Yenilenebilir enerji kaynaklarını veya dağıtık bir enerji kaynağı olarak EA’ları şebekeye dahil etmek çevre dostu yaklaşımlardır. Fakat bu kaynakların kullanımı sonucu birtakım sorunların ortaya çıkabileceği gerçeği göz ardı edilmemelidir. V2G, her zaman aynı kalan bir değerde elektrik enerjisi tedarik etmez. Benzer bir problem, rüzgar tribünleri ve foto-voltaik (PV) panellerle gerçekleştirilen üretimlerde de görülür [56]. V2G sistemlerinin, kullanıcı katılım motivasyonu dışında batarya ömrü, şarj süresi ve şarj seviyesi gibi sorunları da bulunur [44]. Sorunların aşılmasında, akıllı şebekelere ve bu şebekelerin barındırabileceği kontrol mekanizmalarına önemli görevler düşer. Hesapsal yöntemlere ise, kontrol mekanizmalarının geliştirilmesinde ihtiyaç duyulacaktır. Bu kaynakların dağıtık üretime ya da hibrit enerji sistemlerine entegrasyonuyla ilgili çeşitli çalışmalar bulunur [57-59].

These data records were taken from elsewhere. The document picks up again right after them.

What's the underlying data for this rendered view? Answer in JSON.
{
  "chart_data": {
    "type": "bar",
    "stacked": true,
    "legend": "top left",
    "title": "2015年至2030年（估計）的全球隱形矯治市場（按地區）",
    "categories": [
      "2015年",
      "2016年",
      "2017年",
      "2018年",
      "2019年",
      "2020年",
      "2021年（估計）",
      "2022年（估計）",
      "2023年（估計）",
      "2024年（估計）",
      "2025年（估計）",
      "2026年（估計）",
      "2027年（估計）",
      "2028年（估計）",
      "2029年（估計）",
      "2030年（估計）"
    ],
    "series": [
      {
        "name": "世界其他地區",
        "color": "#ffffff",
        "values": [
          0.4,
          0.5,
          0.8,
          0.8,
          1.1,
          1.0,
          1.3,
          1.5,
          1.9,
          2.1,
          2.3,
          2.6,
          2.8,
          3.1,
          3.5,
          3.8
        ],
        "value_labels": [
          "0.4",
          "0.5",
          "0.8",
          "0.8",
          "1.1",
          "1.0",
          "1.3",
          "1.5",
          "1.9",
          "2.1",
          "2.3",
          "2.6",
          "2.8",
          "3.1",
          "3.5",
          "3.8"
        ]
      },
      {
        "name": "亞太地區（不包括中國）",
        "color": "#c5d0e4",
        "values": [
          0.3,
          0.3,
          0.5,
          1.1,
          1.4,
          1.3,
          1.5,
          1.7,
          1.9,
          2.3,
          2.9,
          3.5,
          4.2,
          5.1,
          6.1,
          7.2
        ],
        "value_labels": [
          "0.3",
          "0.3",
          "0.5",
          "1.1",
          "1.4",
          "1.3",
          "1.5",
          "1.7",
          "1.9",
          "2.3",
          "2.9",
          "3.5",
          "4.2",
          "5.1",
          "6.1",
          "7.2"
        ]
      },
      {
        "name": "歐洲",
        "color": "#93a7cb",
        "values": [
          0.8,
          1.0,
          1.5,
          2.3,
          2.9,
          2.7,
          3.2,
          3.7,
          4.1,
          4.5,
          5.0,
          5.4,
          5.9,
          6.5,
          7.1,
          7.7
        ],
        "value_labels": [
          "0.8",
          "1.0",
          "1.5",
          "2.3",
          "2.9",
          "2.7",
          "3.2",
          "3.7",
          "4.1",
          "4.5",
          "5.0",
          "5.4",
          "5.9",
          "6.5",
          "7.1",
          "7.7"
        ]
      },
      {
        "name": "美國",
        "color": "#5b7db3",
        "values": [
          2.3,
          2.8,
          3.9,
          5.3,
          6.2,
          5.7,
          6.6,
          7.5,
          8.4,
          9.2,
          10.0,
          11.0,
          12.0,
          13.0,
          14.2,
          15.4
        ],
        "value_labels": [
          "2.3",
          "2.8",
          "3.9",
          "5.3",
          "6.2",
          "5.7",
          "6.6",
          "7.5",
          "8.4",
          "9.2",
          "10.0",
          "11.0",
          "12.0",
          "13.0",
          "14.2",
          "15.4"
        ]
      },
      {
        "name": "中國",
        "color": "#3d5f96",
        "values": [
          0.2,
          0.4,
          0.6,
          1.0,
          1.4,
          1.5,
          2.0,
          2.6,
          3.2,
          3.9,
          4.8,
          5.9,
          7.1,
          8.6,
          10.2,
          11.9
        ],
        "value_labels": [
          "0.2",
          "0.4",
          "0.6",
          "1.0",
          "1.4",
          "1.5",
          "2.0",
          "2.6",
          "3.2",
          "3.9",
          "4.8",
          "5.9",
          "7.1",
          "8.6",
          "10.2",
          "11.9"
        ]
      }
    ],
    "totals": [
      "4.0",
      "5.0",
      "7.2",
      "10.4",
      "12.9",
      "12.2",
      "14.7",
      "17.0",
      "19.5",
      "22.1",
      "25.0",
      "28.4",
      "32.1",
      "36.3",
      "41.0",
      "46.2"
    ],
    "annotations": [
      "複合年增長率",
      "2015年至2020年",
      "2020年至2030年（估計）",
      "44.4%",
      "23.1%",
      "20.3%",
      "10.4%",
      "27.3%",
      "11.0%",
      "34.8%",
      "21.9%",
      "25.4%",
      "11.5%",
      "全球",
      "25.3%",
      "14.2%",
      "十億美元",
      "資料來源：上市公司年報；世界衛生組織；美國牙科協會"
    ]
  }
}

Akıllı şebekeler üzerinde yapılan çalışmaların önemli bir diğer kısmı, akıllı sayaçlar gibi akıllı şebeke bileşenlerini geliştirmeyi hedefler. Ancak, yeni teknolojilerin şebeke içerisinde kullanılmaya başlanması sonucu kişisel bilgi güvenliğiyle ilgili bir takım hassasiyetler ortaya çıkmıştır. Veri mühendisliği ve veri madenciliği kullanılarak büyük miktarlardaki veri, kısa zaman dilimlerinde analiz edilebilir. Enerji sektörü, bilgi teknolojileri alanında çalışan uzmanlarla işbirliği yaparak, akıllı bir şebeke içerisindeki bilgi güvenliğini sağlamak zorundadır [60]. Bir şebekede, güvenilirlik için güvenlik şarttır [61]. Gönderici doğrulaması ve tüketim bilgisinin güvenliğinin sağlanması, akıllı şebeke haberleşmesiyle karşımıza çıkan iki temel güvenlik sorunudur [62]. Akıllı şebeke uygulamaları ve hizmetleri, tüketicilerin kişisel bilgi güvenliklerini riske atmayacak bir biçimde tasarlanmalıdır [63]. Buna ek olarak sayaç okumaları, tüketicilerin hassas ev içi aktiviteleri ile ilgili bilgi ve örüntüler barındırdığı için paylaşılmamalı, güvenli depolanmalı ve üçüncü kurum ya da kuruluşlar tarafından kullanılmamalıdır [64]. Akıllı bir şebekedeki sayaç okumaları, bütün ev aletlerinin tüketimini takip edebildiği için bu veriler anonim olarak saklansa bile kişisel bilgi güvenliğini tehdit edebilir. O halde, akıllı

(22)

bir şebeke için geliştirilen hesapsal yöntemler kadar, bu yöntemlerin kullandığı verilerin ve haberleşme mekanizmalarının da güvenliğini sağlamak önemli bir konudur.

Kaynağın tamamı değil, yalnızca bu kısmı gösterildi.